Corporate Data Memory
Once we have collected that data we move it to your History area in AgileData.io. Each time we collect new data we rack and stack it in History area for you, so you can always see what that data looked like last week, last month or last year. The History area stores all your data for all time, which we think of as the corporate memory of your data.
The Data Domain is Complex
In the data domain there are a number of complex techniques that we can apply to make this process more efficient, and in true technical behaviour we often give those techniques “three letter acronyms” (TLA’s) to ensure only the technical and data literate of us can understand how these work. You will hear terms such as CDC, SCD Type 2, Snapshots, Deltas and Temporal.
To apply these techniques we need identify the thing that will tell us every time when data has changed and let us know we should keep that change. Sound easy, just compare the records that are collected against the records we have already collected right?
But one of the complexity we need to deal with is that sometimes we will collect the same data more than once, i.e we have collected it before and already stored it in History and would really prefer to not store it again.
The Key is the finding the Key
So the technique we apply is to identify the key of the data we collect and then use that key to identify if the data we collected this time has been seen before.

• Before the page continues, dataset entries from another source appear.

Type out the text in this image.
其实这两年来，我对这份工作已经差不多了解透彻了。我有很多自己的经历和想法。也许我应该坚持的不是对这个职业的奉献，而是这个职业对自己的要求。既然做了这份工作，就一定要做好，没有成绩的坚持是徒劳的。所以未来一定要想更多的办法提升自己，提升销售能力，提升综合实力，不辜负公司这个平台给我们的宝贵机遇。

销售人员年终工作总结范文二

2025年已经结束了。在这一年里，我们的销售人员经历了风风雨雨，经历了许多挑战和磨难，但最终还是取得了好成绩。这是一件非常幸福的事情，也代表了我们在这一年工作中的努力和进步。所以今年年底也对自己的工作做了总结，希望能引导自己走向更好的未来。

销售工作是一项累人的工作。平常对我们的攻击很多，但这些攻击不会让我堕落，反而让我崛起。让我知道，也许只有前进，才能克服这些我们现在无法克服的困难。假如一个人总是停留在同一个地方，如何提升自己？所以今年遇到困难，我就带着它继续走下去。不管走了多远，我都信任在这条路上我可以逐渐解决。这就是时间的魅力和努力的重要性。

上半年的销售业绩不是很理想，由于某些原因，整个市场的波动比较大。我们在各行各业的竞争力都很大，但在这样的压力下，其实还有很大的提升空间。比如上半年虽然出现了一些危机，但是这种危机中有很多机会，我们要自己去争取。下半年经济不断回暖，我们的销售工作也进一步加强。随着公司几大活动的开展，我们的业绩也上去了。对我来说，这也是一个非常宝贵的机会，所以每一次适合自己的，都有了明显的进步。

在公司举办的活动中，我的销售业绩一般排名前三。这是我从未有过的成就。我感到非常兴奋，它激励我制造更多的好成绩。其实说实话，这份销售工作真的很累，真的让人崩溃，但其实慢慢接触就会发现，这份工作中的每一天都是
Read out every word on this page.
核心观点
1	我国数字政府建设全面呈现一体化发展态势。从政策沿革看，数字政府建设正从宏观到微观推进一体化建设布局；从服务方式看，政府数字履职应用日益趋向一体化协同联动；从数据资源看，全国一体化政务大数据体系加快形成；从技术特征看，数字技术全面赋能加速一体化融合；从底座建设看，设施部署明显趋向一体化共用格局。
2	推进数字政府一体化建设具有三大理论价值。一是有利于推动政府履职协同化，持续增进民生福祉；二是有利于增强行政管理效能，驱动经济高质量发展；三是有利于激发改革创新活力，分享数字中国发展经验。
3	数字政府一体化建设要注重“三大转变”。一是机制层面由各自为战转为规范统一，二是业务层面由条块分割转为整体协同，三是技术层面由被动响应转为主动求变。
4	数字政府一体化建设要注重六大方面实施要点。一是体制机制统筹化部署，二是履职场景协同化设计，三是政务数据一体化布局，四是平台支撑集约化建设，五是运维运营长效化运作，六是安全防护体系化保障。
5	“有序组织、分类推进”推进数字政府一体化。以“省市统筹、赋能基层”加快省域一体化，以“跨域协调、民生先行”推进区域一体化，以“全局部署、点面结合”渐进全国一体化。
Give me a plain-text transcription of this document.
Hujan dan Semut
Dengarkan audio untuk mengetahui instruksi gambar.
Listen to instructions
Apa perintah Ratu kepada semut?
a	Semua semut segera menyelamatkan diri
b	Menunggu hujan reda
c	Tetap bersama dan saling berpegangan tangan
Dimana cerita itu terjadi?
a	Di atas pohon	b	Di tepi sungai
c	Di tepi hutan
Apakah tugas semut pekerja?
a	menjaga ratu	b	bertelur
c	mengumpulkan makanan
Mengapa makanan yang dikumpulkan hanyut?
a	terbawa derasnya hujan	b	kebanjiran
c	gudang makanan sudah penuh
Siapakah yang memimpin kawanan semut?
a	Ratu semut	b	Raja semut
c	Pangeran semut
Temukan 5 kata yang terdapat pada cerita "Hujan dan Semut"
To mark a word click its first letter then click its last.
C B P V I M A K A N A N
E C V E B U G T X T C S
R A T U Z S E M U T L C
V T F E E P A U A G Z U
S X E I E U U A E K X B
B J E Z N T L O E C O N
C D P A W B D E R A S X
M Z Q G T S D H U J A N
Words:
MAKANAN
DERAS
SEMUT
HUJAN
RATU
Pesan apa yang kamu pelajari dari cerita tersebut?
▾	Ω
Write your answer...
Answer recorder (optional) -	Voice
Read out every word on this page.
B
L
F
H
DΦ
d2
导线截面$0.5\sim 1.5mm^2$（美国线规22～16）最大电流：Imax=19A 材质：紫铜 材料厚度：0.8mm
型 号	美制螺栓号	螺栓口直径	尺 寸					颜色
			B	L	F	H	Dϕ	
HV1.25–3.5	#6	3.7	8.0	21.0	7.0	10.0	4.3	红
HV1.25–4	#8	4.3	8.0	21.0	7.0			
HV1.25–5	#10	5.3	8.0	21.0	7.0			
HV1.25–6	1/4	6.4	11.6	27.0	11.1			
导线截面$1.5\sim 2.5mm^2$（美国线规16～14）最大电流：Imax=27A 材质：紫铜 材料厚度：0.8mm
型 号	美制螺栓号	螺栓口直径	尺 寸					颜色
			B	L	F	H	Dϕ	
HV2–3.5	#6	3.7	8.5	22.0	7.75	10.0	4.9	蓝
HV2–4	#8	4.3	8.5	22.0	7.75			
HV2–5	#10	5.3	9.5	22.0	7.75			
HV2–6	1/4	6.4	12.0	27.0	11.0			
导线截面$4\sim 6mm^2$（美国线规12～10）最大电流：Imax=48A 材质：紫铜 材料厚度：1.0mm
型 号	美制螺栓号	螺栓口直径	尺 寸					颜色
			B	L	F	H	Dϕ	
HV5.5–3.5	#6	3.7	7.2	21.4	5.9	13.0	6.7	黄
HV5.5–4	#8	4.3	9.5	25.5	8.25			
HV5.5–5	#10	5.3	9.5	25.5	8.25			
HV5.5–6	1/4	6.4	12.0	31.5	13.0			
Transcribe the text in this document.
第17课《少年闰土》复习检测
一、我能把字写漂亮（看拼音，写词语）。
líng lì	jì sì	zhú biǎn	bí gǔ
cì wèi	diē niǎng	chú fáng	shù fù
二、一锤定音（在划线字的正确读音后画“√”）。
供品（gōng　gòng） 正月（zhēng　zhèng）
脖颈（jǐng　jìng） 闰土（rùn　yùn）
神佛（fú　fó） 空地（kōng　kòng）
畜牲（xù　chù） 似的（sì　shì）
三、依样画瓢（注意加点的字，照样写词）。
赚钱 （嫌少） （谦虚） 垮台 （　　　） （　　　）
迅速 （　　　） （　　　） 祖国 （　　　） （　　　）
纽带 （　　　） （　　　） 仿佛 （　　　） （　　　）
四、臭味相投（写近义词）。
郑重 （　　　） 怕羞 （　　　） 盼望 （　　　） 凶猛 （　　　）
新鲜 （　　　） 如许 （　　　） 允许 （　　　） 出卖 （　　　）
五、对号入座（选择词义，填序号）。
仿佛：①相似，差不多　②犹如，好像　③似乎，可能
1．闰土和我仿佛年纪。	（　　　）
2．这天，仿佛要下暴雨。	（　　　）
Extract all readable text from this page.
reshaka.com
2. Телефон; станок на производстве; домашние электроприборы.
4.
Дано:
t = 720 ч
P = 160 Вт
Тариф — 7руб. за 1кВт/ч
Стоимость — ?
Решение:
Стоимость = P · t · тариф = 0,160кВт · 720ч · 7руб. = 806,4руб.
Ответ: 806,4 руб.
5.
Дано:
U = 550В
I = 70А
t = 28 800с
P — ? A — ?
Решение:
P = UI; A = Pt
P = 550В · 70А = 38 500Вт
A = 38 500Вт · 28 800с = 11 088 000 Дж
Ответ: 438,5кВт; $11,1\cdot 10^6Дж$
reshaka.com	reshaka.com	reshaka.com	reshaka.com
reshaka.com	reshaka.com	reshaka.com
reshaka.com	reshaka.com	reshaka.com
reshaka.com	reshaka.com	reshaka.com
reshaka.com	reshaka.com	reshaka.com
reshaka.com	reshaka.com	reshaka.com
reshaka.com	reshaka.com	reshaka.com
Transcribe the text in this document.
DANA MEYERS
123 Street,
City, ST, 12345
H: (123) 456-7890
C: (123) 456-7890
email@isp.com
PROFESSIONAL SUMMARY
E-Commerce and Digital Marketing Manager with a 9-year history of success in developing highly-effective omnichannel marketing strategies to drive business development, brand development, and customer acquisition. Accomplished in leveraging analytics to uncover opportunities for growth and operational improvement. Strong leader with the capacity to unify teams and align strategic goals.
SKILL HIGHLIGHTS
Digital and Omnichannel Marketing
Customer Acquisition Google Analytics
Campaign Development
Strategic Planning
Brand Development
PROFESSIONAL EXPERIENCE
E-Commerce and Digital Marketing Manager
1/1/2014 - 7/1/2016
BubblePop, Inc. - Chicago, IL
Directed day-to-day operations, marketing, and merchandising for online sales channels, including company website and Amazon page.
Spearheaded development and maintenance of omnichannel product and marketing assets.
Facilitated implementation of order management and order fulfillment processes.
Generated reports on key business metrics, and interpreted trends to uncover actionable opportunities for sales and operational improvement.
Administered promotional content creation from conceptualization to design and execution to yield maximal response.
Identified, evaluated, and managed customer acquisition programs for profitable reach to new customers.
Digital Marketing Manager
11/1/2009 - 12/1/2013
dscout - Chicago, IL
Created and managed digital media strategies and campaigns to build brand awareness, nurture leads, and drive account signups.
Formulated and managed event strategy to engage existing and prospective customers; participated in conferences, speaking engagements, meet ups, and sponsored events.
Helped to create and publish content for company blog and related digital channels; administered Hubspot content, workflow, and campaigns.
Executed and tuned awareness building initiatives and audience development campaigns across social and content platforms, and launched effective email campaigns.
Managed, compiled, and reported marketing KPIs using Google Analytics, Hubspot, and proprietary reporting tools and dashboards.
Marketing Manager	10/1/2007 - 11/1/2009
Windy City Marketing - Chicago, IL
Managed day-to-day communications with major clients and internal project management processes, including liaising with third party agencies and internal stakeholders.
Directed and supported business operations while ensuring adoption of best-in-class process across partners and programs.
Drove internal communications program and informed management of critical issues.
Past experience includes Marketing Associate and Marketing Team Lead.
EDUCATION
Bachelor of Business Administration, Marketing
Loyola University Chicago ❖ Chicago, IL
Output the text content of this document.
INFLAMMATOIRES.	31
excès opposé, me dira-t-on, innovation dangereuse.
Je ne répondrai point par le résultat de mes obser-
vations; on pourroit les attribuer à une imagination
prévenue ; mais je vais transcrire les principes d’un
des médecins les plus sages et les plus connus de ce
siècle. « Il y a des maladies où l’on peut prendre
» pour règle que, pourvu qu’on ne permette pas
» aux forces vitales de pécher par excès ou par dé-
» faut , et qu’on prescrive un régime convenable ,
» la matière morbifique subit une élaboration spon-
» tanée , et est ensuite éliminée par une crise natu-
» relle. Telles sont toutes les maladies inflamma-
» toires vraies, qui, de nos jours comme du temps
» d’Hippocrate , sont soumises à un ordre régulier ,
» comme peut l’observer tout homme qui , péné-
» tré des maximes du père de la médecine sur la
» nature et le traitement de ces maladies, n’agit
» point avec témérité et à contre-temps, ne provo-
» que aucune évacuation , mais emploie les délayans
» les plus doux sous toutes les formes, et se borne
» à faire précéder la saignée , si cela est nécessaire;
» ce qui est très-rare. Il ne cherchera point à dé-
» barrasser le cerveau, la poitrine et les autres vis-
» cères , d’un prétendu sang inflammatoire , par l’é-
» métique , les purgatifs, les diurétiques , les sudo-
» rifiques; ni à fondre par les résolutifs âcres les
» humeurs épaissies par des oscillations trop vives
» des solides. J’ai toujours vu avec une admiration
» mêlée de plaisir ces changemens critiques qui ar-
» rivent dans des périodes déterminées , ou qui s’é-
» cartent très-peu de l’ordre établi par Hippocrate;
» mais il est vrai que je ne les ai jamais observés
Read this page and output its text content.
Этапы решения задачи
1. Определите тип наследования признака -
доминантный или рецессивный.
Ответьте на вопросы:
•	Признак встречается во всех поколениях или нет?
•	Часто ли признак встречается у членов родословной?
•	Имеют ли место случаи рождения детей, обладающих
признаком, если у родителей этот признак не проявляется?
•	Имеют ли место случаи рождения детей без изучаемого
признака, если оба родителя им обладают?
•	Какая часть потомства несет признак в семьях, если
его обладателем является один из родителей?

For example your data factory may have a field called CustomerId that is unique for every customer. When we collect some details about the customer, say Name and Address, we compare the Name and Address for that Customer ID to the data we already hold for that Customer ID in the History Area. If it looks different we store the new version, if it looks the same we ignore it as we already have it.
Data Factories are designed to capture data, not combine or present it
Now some data factories are designed under covers in a way that is very efficient for the capture of this data, but is a little difficult to find a unique Customer ID Key. Again we use technical data terms like foreign keys, role playing tables and composite keys to describe some of the patterns that can be used in the data factories to define a unique Customer ID.
So when we collect a new set of data from a current data factory or a new data factory we have some manual work to do to identify and confirm the Key for that data.
4 minutes is fast
We have got the process of identifying the Key and loading a new set of data into the History Area in AgileData.io down to approximately 4 minutes effort.
This includes profiling the collected data, determining the key, confirming the key is unique, creating the rule that will populate the History Table, executing the code that loads it and validating the History Table has all the required data.
When we applied this process against our first customers data factory, which was Shopify, there was the equivalent of 8 History Tables to configure rules for. So 4 min x8 meant 1/2 hour elapsed effort and we were done, great.
As an aside the way Shopify provides access to their data is via an Application Programming Interface (API = another TLA) and the API returns data that is nested and is also data based on an event (order, payment etc). So each Shopify History Table is the equivalent of multiple tables in other data factories. While the creation of History Tables for Shopify was quick, the complexity is moved to configuring the rules that identify the Concepts, Details and Events we need to be able to use the data to make decisions, but that is a subject for another post.
4 minutes is fast, unless you do it 100 hundred times
Our second customer was delivering a Data Migration use case, where their legacy data factory had 380 data tables we needed to collect.
So this became 4 min x 380 which equates to around 25 hours of elapsed effort. Not so quick and also not so much fun, I would characterise that work as “Dross”.
Automate the Dross, in a agile way
So here is a perfect candidate for a repetitive task that should be automated.
As I mentioned earlier each data factory can use a different modelling technique to create and manage unique keys for a customer record, so there is complexity we need to manage when automating this process.
Our agile mindset coupled with this known complexity means we know we shouldn’t try and build a solution that covers every data factory scenario in the first go.
So we will focus on automating an obvious data factory pattern, aiming for 60% of data that is collected being moved to the History Area with less than 30 seconds of elapsed effort.
That will take a pile of Dross and make it Simply Magical.